For the Pistachio Feta Sauce:
210g shelled roasted pistachios
8 tablespoons olive oil
3 cloves garlic
1 bunch cilantro
3 tablespoons dill
1 pound feta cheese
1/2 cup greek yogurt
For the Socca:
295g chickpea flour
1 cup water
1 teaspoon water
1 tablespoon olive oil
Pull it all together:
1/2 cup fresh peas, blanched for 2 minutes if so desired
12 radishes, quartered
12 slices thinly sliced smoked salmon
1 bunch asparagus trimmed and thinly shaved with a vegetable peeler
freshly ground black pepper
microgreens for garnish
lemon wedges to serve
First make the pistachio feta sauce by blending together the pistachios, olive oil, garlic, herbs and feta in a food processor until smooth. Fold in the yogurt. Thin with more olive oil if you’d like so it’s a spreadable consistency.

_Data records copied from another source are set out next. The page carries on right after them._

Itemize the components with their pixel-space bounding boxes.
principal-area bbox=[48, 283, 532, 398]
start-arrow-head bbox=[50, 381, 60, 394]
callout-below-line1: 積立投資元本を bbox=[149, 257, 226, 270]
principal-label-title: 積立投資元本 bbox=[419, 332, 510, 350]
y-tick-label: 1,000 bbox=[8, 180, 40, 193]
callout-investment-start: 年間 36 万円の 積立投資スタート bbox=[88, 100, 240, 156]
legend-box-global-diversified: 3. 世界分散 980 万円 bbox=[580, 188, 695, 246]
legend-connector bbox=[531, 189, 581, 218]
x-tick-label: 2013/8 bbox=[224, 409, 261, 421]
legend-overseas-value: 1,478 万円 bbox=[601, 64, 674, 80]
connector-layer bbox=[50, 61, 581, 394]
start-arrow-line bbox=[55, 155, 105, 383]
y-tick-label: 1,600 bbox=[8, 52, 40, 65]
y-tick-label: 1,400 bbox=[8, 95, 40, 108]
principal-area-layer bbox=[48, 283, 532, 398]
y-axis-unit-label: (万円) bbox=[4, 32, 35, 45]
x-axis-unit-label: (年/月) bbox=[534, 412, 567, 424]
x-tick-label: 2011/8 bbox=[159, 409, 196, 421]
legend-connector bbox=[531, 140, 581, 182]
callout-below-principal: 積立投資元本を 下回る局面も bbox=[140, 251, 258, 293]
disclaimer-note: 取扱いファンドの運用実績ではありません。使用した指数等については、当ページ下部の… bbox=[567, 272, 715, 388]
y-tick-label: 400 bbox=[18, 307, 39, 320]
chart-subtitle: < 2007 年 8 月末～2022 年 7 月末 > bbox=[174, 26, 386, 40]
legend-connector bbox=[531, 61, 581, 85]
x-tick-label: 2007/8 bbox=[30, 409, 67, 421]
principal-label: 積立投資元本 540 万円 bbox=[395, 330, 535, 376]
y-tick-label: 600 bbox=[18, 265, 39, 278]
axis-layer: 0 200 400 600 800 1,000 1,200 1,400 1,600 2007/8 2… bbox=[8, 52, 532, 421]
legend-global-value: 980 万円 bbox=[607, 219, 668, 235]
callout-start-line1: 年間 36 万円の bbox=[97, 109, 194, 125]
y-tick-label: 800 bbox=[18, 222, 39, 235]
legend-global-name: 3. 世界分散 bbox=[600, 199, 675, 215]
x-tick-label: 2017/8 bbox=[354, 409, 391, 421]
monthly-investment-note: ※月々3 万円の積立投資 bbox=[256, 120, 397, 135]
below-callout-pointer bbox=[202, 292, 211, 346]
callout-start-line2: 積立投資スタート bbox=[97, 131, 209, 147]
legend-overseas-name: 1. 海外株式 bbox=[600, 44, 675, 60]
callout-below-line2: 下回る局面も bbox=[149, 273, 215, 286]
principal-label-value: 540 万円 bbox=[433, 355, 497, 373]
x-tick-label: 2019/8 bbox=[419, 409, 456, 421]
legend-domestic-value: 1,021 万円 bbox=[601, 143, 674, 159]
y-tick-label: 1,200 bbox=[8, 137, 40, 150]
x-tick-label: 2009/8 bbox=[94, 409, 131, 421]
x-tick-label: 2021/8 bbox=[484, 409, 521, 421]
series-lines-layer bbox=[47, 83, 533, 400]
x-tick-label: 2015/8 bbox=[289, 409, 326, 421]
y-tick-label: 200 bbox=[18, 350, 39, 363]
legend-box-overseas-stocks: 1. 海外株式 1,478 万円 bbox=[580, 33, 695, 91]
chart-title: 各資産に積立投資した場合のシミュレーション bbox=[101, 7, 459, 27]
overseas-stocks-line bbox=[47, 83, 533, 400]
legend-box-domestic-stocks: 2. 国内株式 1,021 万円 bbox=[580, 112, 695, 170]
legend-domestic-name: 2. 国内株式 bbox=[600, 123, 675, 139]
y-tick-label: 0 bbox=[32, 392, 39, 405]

Now make the socca by whisking everything together until you have a smooth batter. Heat a frying pan and brush lightly with olive oil. Each socca should use about 1/4 cup of the batter - make pancake like discs and cook for 2-3 minutes per side until golden brown.
To serve, spread a bit of the pistachio feta sauce on each socca before layering on the smoked salmon, then top with the fresh vegetables, black pepper, micro greens and offer a lemon wedge on the side.